The taste is far less offensive than the odor, though it could be better. Again, there is too much of that yeasty, bread-like flavor, and the alcohol is far too detectable (while it is 9.7% abv, a fine Barley Wine should cover that up). Nigel will chalk this up to the fact that this could- and likely should- be cellared longer, which would allow it to mellow with age. Heavy amounts of both caramel and pale malt are most noticeable, with a nice hop addition that adds some bitterness to the overall sweetness. Definitely on the sweeter end of the spectrum when it comes to Barley Wines, Sprecher has strong hints of caramel, molasses, and toffee, with fruity undertones of banana and pear. As a full-bodied, syrupy brew, it coats your tongue as it goes down, leaving a strong aftertaste. Clearly this is not a session brew, as no Barley Wine should be, but Nigel did drink his liter... slowly... over the course of an evening (it took me four hours).

All in all, I would certainly recommend this brew, but with a couple of warnings. First of all, you had best be willing to shell out some bucks, so I'd suggest getting a second job if you plan on drinking it on a regular basis. Secondly, and most importantly, be patient.

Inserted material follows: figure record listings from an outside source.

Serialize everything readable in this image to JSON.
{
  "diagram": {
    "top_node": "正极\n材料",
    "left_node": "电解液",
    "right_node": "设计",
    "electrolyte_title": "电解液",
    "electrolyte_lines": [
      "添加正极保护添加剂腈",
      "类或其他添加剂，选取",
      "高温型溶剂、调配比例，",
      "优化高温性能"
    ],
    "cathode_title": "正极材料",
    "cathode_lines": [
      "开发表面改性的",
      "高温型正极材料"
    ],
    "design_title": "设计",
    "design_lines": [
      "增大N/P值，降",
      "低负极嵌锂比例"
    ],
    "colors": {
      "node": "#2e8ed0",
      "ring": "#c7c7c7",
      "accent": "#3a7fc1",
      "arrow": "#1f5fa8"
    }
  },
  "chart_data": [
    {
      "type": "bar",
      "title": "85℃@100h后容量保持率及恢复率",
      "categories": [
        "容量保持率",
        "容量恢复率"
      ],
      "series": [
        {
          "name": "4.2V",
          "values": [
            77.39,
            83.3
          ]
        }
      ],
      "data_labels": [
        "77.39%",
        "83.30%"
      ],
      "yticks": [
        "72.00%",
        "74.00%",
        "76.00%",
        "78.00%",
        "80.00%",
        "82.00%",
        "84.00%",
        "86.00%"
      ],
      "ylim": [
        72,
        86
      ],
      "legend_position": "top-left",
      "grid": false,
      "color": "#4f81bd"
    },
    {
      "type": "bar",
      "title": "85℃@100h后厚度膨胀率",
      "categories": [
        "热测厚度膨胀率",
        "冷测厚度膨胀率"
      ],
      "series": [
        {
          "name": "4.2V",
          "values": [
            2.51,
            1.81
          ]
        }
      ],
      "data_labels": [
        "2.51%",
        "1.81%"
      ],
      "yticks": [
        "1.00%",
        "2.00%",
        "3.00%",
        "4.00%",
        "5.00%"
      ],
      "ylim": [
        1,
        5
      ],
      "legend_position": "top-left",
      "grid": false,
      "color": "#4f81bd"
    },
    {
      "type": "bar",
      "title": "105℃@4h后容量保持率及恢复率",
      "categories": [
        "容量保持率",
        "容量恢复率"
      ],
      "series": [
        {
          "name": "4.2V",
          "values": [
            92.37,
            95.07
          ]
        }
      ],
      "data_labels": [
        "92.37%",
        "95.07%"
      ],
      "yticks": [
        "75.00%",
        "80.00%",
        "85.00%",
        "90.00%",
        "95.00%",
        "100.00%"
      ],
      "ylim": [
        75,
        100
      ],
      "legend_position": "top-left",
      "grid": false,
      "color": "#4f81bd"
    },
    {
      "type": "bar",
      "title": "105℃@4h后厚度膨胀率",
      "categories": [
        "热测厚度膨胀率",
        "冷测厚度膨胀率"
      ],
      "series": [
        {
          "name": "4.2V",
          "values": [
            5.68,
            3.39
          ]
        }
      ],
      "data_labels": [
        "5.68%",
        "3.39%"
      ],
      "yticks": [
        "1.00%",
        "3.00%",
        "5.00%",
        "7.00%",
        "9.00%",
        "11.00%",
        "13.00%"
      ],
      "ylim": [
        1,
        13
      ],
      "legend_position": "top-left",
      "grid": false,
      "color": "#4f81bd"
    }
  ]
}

If you have access to the proper storage facilities, cellar this for at least a year or two, and try it then. Unlike Bigfoot Ale, which is phenomenal right off store shelves, Sprecher clearly needs time to age, allowing the yeast to continue its duties in the bottle. Find a cool, dark place for storage, and come 2008 or 2009, you'll likely have a pretty damn fine brew. In the meantime, there are plenty of other brews out there to satisfy your cravings, so just relax, Beer Dorks, and have another beer.


Reviewed by Nigel Tanner on May 2, 2007.